Introducing Closure Linter

Tuesday, August 31, 2010 | 3:45 PM

When collaborating with lots of engineers as we do here at Google, it’s important to keep a consistent coding style. To this end, we recently open sourced the Google JavaScript Style Guide.

Today we’re happy to announce we’re open sourcing a tool that will help you follow that style guide with minimal manual effort - the Closure Linter.

Take for example, this code:

var x = 10
var y=20;

for(var i = 0;i < 10; i++ ) {
x += i;
y -= i;
}

var z = [10, 20,];

x = y + z[0]
+ 10;

When we run gjslint --strict fixme.js we get
Line 1, E:0010: (New error) Missing semicolon at end of line
Line 2, E:0002: Missing space before "="
Line 2, E:0002: Missing space after "="
Line 4, E:0002: Missing space before "("
Line 4, E:0002: Missing space after ";" in for statement
Line 4, E:0001: Extra space before ")"
Line 6, E:0006: (New error) Wrong indentation: expected any of {2} but got 3
Line 9, E:0121: Illegal comma at end of array literal
Line 12, E:0120: Binary operator should go on previous line "+"
Found 9 errors, including 2 new errors, in 1 files (0 files OK).

Even better, if we run fixjsstyle --strict fixme.js, 7 of the 9 errors are automatically fixed for us!

We hope you can use the Closure Linter to improve your style consistency while simultaneously saving time.
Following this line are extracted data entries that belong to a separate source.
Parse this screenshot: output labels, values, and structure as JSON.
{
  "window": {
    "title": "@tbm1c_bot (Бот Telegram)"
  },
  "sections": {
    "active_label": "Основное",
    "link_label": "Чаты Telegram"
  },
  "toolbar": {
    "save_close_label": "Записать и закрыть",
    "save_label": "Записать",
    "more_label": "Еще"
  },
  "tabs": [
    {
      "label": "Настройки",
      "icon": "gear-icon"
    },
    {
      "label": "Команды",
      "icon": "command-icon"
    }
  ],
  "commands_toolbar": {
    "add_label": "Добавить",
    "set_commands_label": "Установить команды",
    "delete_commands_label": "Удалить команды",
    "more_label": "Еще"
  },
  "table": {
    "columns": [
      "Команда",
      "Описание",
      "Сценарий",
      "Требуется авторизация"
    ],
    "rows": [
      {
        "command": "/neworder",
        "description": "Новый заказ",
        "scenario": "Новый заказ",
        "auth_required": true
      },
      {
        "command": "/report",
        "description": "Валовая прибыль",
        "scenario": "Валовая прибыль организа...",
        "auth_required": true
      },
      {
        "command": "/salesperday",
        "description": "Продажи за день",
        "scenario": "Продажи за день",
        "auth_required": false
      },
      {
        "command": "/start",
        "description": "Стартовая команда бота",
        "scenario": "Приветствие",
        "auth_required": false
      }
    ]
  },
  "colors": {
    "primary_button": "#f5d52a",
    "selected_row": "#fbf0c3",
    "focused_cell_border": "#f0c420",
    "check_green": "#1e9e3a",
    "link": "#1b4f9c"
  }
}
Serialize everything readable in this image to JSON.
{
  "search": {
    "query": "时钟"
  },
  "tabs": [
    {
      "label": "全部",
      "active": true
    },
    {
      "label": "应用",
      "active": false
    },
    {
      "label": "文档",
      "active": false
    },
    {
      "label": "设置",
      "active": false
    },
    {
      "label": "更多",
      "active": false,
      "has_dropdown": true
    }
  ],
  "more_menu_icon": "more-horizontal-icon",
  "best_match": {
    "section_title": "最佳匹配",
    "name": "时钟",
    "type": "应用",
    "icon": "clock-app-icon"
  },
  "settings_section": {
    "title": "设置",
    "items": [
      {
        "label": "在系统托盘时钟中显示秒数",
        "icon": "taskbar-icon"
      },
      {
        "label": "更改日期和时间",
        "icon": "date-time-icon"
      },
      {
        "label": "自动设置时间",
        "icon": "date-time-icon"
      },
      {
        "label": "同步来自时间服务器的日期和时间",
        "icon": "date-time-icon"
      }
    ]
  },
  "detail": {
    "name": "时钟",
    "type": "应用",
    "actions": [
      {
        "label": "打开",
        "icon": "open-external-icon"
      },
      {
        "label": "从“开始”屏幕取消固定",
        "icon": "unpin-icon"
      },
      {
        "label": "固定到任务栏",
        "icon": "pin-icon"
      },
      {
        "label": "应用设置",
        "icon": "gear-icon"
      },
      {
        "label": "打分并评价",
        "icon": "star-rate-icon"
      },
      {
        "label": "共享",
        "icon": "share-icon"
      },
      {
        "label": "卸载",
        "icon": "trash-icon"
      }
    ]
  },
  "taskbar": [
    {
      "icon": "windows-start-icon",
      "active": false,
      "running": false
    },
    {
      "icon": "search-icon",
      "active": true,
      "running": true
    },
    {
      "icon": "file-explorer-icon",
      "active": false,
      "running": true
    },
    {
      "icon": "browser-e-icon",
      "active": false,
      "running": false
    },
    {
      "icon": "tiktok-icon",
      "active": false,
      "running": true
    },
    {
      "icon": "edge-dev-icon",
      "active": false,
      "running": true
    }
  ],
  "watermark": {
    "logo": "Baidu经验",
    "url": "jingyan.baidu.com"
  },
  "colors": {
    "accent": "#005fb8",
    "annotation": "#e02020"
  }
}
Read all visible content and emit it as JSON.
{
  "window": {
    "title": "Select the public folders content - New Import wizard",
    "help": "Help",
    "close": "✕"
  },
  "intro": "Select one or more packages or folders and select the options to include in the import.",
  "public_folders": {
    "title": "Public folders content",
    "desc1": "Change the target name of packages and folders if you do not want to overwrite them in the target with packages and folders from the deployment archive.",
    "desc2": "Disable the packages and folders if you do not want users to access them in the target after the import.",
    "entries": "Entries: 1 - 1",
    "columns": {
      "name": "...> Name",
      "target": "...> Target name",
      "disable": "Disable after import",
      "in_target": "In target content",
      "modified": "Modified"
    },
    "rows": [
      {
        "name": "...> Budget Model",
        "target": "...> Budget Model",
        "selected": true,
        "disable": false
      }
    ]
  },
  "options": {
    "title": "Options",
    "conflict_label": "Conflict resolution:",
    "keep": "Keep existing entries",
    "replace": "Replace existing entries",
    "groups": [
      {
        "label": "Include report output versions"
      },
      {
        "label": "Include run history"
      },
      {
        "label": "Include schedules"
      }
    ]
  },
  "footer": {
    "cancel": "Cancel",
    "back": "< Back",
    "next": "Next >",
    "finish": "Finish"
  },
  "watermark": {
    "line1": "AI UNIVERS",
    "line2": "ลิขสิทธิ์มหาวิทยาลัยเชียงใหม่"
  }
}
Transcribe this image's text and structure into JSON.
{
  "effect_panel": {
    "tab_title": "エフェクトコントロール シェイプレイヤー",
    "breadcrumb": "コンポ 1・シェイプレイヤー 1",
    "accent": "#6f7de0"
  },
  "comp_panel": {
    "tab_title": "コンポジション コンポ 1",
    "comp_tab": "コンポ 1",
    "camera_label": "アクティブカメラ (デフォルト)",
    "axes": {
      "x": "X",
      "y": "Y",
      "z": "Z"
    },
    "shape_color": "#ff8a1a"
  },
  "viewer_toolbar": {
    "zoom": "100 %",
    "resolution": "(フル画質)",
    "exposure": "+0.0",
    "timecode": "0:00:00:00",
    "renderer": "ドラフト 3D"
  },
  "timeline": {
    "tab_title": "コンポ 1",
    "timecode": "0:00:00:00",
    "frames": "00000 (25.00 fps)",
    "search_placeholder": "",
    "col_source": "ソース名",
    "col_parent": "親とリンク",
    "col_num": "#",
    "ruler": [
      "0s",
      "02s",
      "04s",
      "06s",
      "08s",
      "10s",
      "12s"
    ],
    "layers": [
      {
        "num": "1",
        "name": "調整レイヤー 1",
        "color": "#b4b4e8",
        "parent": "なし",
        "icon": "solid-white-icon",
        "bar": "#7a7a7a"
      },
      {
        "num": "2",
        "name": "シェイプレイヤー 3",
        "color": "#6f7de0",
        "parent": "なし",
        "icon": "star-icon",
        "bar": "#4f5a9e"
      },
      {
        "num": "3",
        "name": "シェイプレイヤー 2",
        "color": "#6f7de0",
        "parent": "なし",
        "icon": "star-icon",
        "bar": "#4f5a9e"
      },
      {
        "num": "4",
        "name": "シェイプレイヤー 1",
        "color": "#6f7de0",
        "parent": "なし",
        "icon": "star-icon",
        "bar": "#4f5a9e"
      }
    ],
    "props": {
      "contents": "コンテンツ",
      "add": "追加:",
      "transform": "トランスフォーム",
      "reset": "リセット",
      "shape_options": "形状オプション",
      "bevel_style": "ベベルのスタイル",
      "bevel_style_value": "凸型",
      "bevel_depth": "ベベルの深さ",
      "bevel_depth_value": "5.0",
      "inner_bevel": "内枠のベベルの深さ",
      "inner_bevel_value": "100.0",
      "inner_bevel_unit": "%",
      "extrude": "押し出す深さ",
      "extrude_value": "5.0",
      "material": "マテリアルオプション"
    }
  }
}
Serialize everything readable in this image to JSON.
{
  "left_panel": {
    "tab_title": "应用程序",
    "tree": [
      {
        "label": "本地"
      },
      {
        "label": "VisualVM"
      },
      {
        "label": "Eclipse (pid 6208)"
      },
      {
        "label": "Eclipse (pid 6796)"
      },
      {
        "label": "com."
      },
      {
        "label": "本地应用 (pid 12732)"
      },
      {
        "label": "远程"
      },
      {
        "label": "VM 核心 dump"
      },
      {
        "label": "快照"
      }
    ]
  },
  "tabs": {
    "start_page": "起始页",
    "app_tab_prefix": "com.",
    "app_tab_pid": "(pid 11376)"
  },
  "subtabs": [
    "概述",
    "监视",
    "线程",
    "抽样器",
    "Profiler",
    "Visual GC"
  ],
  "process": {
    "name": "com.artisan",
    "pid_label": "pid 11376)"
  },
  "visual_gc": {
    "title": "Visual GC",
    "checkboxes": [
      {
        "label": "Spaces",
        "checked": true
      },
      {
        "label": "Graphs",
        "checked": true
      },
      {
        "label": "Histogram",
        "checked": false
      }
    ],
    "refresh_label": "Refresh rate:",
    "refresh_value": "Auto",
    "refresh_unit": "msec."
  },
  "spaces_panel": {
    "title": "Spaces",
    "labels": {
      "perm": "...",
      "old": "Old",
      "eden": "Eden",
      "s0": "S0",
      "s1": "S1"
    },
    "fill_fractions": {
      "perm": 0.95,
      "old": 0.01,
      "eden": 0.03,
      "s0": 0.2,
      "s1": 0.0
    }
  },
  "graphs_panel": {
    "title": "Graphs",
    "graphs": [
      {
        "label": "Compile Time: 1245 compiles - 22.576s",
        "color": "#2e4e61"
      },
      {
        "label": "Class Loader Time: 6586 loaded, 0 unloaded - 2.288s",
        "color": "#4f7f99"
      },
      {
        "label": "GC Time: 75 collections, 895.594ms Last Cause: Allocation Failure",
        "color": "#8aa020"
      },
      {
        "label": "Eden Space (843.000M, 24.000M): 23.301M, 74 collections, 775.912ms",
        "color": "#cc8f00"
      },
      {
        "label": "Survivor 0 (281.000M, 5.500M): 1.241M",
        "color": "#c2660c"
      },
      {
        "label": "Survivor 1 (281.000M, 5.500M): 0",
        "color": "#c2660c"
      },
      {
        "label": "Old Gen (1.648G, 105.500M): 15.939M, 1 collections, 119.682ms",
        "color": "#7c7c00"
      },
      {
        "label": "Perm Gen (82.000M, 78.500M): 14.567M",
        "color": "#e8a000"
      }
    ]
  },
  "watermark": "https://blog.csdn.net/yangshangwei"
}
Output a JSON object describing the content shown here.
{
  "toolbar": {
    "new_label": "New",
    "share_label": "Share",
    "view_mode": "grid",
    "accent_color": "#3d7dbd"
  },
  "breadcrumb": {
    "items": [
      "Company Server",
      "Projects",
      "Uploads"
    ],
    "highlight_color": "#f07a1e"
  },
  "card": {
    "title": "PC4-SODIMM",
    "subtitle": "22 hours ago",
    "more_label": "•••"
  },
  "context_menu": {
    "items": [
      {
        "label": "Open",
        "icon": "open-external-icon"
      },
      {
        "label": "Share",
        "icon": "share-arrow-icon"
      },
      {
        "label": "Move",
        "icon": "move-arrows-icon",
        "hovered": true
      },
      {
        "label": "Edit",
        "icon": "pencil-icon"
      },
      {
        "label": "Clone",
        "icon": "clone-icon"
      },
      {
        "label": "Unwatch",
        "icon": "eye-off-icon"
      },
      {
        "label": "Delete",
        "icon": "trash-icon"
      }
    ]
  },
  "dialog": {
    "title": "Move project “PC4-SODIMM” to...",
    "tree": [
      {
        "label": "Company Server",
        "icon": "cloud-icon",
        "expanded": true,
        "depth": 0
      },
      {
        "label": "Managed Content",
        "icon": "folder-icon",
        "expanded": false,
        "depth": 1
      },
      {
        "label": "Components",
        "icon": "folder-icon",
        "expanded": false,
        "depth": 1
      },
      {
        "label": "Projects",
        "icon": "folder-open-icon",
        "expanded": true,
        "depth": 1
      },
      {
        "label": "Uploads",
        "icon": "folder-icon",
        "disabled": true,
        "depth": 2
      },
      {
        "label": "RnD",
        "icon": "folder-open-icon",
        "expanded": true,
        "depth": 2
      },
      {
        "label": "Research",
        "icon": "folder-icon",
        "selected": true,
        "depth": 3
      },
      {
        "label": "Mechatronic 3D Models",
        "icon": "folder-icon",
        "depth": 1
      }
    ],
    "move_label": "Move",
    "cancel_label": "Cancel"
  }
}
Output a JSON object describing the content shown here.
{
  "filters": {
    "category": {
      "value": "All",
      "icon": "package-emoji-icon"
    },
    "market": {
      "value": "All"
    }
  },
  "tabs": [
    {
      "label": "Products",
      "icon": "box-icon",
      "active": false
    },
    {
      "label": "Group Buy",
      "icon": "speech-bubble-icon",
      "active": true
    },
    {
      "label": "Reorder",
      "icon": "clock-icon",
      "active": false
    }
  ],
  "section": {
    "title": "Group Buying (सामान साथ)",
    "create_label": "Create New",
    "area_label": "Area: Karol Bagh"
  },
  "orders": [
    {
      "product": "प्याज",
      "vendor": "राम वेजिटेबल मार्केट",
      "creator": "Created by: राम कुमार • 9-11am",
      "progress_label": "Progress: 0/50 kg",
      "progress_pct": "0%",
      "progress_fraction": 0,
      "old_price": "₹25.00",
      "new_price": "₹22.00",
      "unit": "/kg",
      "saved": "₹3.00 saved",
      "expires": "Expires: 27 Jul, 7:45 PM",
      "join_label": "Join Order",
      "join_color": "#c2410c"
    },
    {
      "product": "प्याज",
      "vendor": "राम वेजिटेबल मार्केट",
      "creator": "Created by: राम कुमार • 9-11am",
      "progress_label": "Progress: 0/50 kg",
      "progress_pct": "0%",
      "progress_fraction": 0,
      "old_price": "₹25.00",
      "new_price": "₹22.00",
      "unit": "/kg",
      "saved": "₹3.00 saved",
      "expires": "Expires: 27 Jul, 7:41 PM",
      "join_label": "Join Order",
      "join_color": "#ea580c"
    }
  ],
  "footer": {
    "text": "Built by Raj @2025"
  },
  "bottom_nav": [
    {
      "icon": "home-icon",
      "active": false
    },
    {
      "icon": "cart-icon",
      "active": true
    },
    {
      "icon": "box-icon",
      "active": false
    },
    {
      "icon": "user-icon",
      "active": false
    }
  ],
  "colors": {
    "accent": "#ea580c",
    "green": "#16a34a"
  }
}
More information on how to get started can be found on the How to Use Closure Linter page.

We welcome comments and questions in the discussion forum.

This Var is My Var

Monday, August 30, 2010 | 1:34 PM

The Closure Compiler you know is very different than the Closure Compiler that’s familiar to Google engineers. The defaults at Google are much stricter. It forbids duplicate global variable declarations, performs type-checking, and restricts a number of other patterns that are common in non-Closure-style JavaScript. By default, the “Google build” of Closure Compiler is like running the "open source build" of Closure Compiler with the --warning_level VERBOSE flag.

Why? Almost every contributor to Closure Tools works on web applications. We want to be able to share code. Part of that means we should be able to fix the shared code, and integrate it into all our apps quickly so that, for example, fixes for IE9 will make it out to production within a reasonable time. To integrate those changes safely, we need to be confident that they won’t break anything. Compiler restrictions help us do that. Sometimes those restrictions are obvious...sometimes less so.

Suppose Joey writes some library code:

Joey.prototype.eatHotDogs = function(hotDogs) {
for (i = 0; i < hotDogs.length; i++) {
this.eat(hotDogs[i]);
}
};

Next summer, Nathan writes an application to feed Joey HotDogs by the boxful:

Nathan.prototype.runHotDogContest = function(player, boxes) {
for (i = 0; i < boxes.length; i++) {
player.eatHotDogs(this.unpackHotDogs(boxes[i]));
}
};

Surprisingly, when Nathan runs his code in a browser, it tries to feed Joey an infinite number of hot dogs and crashes the browser.

The problem, of course, is that JavaScript "helpfully" declares variables for you if you forgot. No one declared i, so a variable i got magicked into the global scope. When Joey originally wrote his code, he tested it and it worked fine. But when Nathan tried to use it, he found that eatHotDogs() was "resetting" the i in his loop every time he called it.

In this example, Nathan was directly calling the problematic method, and the bug was relatively easy to spot. In the general case, these bugs are "non-localized" —missing var in one file may trigger a bug in an unrelated file that hasn’t been touched in years. Or it may cause a bug years later in unrelated new code. For a library shared across many codebases, non-localized bugs can stop progress quickly because it’s so hard to know where to start looking.

In VERBOSE mode, Closure Compiler enforces that all variables must be declared with the var or function or catch keywords. Global variables may only be declared once. The Google JS style guide has naming conventions to make these collisions even less likely.

This rule has some corollaries that have a big impact on how we write JavaScript. For one, there must be a way to declare variables that are "owned" by the surrounding page, and not by the code under compilation. So Closure Compiler has externs files, which allow you to declare external variables. Conversely, external variables may not conflict with your code. If you use the default externs, you will not be able to name a variable Node because it will conflict with DOM Nodes.

Try running Closure Compiler with --warning_level=VERBOSE mode and see what you find in your code!